Reflection on God’s sovereignty in Joseph’s life
“After Jacob’s death, his sons approach Joseph out of fear that he may have been awaiting their father’s death before exacting revenge. They had, after all, sold him into slavery. As the first minister of Egypt, he held them entirely in his power. What would he do?”
“Joseph allays their fears, and insists he does not want to put himself in the place of God. Then he looks back at that brutal incident when he was so badly treated, and comments, “You intended to harm me, but God intended it for good to accomplish what is now being done, the saving of many lives.”

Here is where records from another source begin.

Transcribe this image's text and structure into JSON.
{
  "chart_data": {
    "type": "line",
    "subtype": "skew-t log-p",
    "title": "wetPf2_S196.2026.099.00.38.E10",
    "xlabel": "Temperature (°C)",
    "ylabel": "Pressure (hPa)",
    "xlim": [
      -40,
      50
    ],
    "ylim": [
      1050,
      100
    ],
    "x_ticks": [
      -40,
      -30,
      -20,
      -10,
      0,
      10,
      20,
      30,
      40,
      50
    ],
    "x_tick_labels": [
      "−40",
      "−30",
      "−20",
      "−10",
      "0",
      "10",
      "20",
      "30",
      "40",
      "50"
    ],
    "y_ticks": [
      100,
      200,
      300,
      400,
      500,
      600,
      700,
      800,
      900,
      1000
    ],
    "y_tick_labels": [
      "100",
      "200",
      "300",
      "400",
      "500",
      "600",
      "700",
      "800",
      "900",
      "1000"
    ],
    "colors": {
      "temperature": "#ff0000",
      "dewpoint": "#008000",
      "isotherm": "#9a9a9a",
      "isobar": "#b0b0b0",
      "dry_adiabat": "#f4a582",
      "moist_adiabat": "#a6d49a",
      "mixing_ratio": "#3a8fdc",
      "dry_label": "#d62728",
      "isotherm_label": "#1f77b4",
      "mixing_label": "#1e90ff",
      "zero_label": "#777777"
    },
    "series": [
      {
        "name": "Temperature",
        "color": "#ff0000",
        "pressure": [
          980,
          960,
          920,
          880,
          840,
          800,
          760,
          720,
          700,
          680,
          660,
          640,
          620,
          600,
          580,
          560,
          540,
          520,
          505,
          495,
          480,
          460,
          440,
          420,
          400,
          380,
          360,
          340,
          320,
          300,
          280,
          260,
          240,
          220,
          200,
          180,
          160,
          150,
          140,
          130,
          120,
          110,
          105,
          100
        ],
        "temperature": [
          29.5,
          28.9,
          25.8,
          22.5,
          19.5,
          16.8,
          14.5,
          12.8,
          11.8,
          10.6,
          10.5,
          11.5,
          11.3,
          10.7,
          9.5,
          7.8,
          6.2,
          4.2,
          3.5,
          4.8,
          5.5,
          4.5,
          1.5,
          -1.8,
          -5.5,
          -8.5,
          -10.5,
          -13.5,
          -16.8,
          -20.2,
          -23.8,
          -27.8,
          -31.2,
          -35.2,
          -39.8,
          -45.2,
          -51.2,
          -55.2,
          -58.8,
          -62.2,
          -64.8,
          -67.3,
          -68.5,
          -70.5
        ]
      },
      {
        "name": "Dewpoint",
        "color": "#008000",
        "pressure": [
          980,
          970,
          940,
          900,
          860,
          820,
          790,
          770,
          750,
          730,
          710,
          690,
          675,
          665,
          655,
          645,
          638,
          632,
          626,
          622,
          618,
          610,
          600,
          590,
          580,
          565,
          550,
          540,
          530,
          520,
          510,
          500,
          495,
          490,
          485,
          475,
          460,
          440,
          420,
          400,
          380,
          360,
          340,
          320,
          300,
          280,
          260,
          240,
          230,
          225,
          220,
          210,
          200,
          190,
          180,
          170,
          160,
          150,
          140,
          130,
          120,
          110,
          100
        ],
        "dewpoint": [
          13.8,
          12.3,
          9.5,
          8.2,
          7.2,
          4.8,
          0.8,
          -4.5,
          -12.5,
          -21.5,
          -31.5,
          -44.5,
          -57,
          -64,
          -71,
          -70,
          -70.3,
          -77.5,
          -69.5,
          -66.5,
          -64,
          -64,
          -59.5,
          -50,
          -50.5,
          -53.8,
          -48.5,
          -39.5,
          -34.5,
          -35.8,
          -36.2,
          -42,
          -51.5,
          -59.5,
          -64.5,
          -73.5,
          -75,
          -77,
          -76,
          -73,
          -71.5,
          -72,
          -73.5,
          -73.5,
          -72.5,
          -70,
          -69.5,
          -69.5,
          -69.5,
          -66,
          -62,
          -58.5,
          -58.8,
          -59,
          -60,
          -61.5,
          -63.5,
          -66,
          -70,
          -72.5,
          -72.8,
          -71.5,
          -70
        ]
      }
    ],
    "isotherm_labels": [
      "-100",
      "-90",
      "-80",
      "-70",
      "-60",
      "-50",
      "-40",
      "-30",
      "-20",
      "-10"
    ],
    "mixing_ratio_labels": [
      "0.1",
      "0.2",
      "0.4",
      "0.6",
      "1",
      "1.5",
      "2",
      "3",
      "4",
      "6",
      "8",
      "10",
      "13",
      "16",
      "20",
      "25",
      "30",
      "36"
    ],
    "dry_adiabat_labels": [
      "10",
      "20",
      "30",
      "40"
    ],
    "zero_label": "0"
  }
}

“The parallelism is remarkable. Joseph does not say that his brothers maliciously sold him into slavery, and that God turned it around, after the fact, to make the story have a happy ending. How could that have been the case, if God’s intent was to bring forth the good of saving many lives? Nor does Joseph suggest that God planned to bring him down to Egypt with first-class treatment all the way, but unfortunately the brothers mucked up His plan somewhat, resulting in the slight hiatus of Joseph spending a decade and a half as a slave or in prison. The story does not read that way.”
“The brothers took certain evil initiatives, and there is no prior mention of Joseph’s travel arrangements. As Joseph explains, God was working sovereignly in the event of his being sold into Egypt, but the brothers’ guilt is not thereby assuaged (they intended to harm Joseph); the brothers were responsible for their action, but God was not thereby reduced to a merely contingent role; and while the brothers were evil, God himself had only good intentions” (from, D. A. Carson, How long, O Lord?)
Yielding to God’s control
It is not easy to understand God’s control when the evil intentions of others profoundly affect our lives. The Lord Jesus, our faithful and merciful High Priest, understands this experience (see: Acts 2:22-23; 4:27-28). But when we yield to God’s sovereign control (see: Daniel 3:16-18; 4:34-35; Proverbs 3:11-12; Hebrews 12:5-7,11-12), it liberates us to follow Jesus in radical kingdom obedience: “But I tell you who hear me: Love your enemies, do good to those who hate you, bless those who curse you, pray for those who mistreat you” (Luke 6:27-28).
Like Joseph, we can be free under God’s final authority from the consuming control of bitterness and revenge. We can also be free from the multiplication of evil. There is a power available to absorb the loss and return a blessing instead (see: I Peter 3:9).
(New Testament mention of Joseph, Acts 7:9-14;Hebrews 11:22).